Despite the pattern of closures and reductions in hours, Wawa has maintained that it is committed to Philadelphia.

"Philadelphia is our home town and that will never change," the company told the Philadelphia Business Journal after the store on South Street closed in September 2021.

Wawa's latest change in hours at a Center City store follows the decision by Starbucks last month to close its busy location at 10th and Chestnut streets. The coffee chain was more forthright about its security concerns at the store, which it said had been raised by employees, though critics suspect the company's move was a countermeasure to the unionization push made by Starbucks workers in the U.S. over the past year.

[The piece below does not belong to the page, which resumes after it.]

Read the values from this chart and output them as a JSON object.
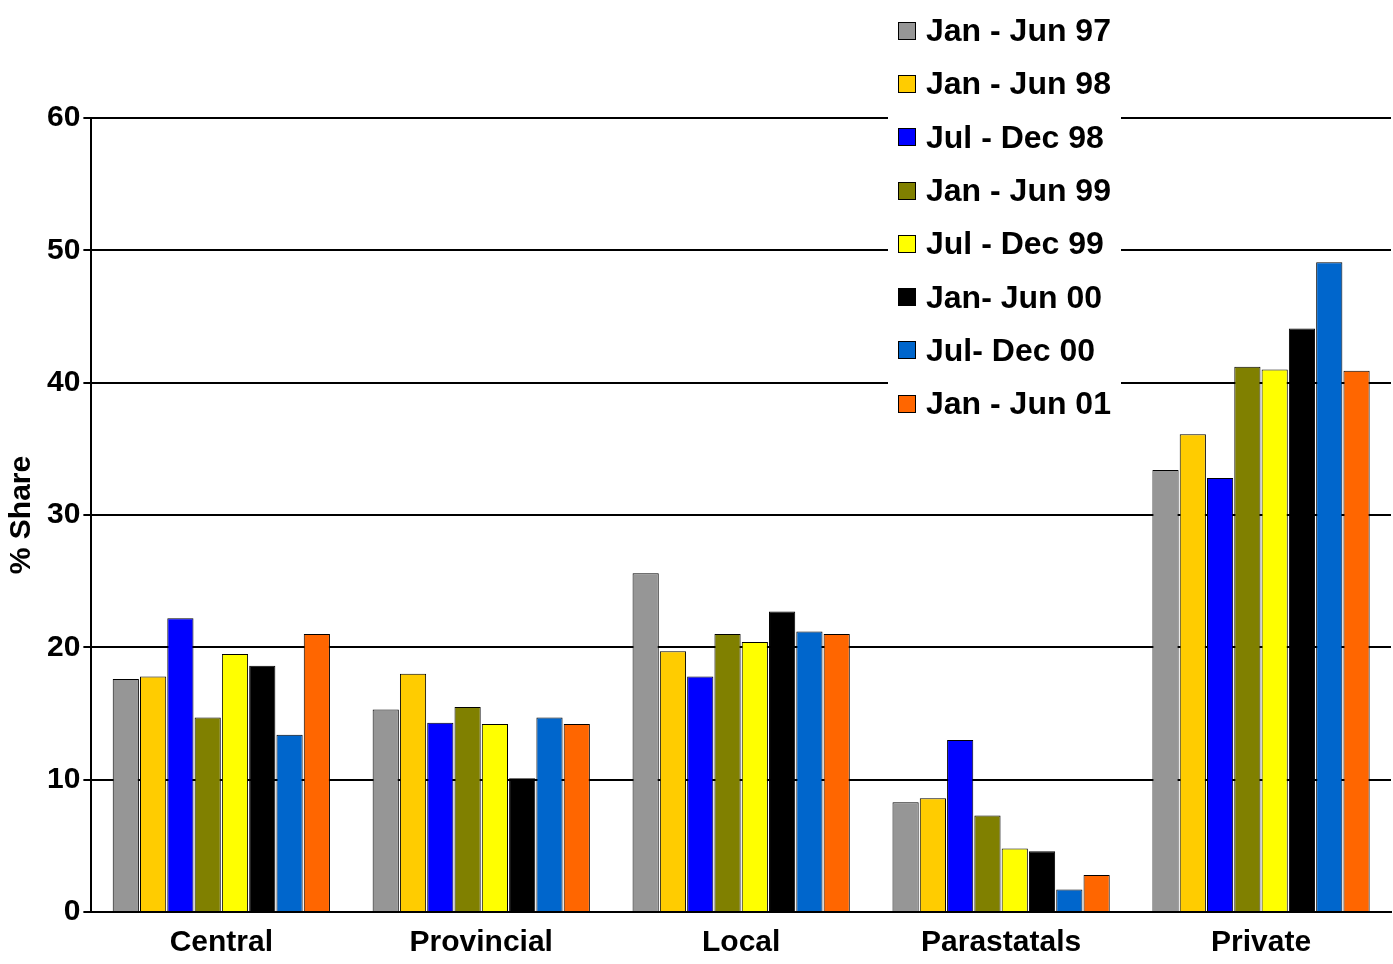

The aggressive growth plan Wawa has laid out in the years ahead — with an expansion of drive-thru locations — speaks to a giant brand undergoing a transition in priorities. Forbes last year ranked Wawa the largest private company in Pennsylvania with $11 billion in revenue, more than 970 stores across six states, and roughly 38,000 employees. The annual ranking named Wawa the 29th largest private company in the United States.

But for residents and visitors in Center City, 24-hour convenience no longer appears to be a focal point for Wawa. The company gave it a shot, but encountered more operational issues than it had bargained for when its stores seemed to be sprouting left and right before the pandemic.